Christmas time is the riskiest occasion of all. There's all that pressure to let your hair down, fit in, bond and have fun. "If you can't ignore your alcohol intolerance at Christmas when can ya?" So the thought process goes.

At Christmas, alcohol is not only lurking in plenitude at every social occasion, but it's also usually free (appealing to the cheap-skate in us). It's also culturally and biblically hip. Even Jesus turned his water into wine.
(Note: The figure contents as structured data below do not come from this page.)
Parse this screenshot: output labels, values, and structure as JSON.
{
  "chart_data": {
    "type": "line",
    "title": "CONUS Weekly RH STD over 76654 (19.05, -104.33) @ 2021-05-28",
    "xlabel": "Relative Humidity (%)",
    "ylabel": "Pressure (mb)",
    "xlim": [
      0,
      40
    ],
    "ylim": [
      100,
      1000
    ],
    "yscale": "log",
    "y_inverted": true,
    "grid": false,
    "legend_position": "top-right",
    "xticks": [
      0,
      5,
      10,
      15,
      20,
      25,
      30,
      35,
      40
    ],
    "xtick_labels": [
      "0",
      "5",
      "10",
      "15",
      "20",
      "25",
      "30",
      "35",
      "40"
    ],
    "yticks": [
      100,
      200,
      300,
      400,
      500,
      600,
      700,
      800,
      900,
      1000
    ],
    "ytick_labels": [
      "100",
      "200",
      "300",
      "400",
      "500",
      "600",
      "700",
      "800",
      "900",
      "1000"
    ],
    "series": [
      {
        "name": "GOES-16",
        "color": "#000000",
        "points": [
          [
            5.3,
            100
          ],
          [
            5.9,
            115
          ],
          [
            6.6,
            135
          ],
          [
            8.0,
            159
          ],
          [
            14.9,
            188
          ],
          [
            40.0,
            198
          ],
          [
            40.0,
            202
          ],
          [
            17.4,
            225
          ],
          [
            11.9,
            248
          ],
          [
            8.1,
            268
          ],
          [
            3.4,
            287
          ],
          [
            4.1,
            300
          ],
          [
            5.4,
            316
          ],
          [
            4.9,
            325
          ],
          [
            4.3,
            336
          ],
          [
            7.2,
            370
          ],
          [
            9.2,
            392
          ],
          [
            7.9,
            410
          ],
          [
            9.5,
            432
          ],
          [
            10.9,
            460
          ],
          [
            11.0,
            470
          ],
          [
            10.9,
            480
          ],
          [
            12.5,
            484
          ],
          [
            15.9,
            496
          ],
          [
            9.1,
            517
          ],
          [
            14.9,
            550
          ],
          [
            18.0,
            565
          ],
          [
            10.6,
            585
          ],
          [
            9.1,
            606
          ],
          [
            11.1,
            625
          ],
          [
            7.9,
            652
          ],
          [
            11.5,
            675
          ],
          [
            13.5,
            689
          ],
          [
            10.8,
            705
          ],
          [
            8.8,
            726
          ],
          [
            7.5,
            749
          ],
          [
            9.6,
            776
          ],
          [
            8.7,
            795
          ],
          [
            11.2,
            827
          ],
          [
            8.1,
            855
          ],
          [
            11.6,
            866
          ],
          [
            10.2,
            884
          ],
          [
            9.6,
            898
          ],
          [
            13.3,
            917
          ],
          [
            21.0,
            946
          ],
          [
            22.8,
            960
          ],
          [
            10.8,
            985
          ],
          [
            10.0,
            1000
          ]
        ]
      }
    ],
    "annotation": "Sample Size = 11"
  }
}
The Holy Bible should come with a culturally inclusive 11th commandment for those of us lacking the alcohol-metabolising enzyme – Thou shalt not drink alcohol.

"If ancestral genes turn you into a reluctant teetotaller, you'll get what it feels like to be the dork holding up a glass of juice (or even nothing) when someone proposes a toast."

But, if, like me, ancestral genes turn you into a reluctant teetotaller, you'll get what it feels like to be the dork holding up a glass of juice (or even nothing) when someone proposes a toast.

Thankfully, a growing array of delicious non-alcoholic options — think gourmet pear and apple ciders, kombucha, gourmet ginger beers, mocktails, spritzers and non-alcoholic craft wines, beers and spirits — have come to my salvation. Praise be! I'm no longer the dag in the corner sipping the pre-schooler apple juice from a coloured straw amongst the hipsters snogging their cool Young Henry's, Mai Tais, chardonnays and the like.

In fact, a greater quest for healthier living and our multicultural population means both abstinence and the consumption of non-alcoholic drinks are on the rise in Australia. Cheers to that!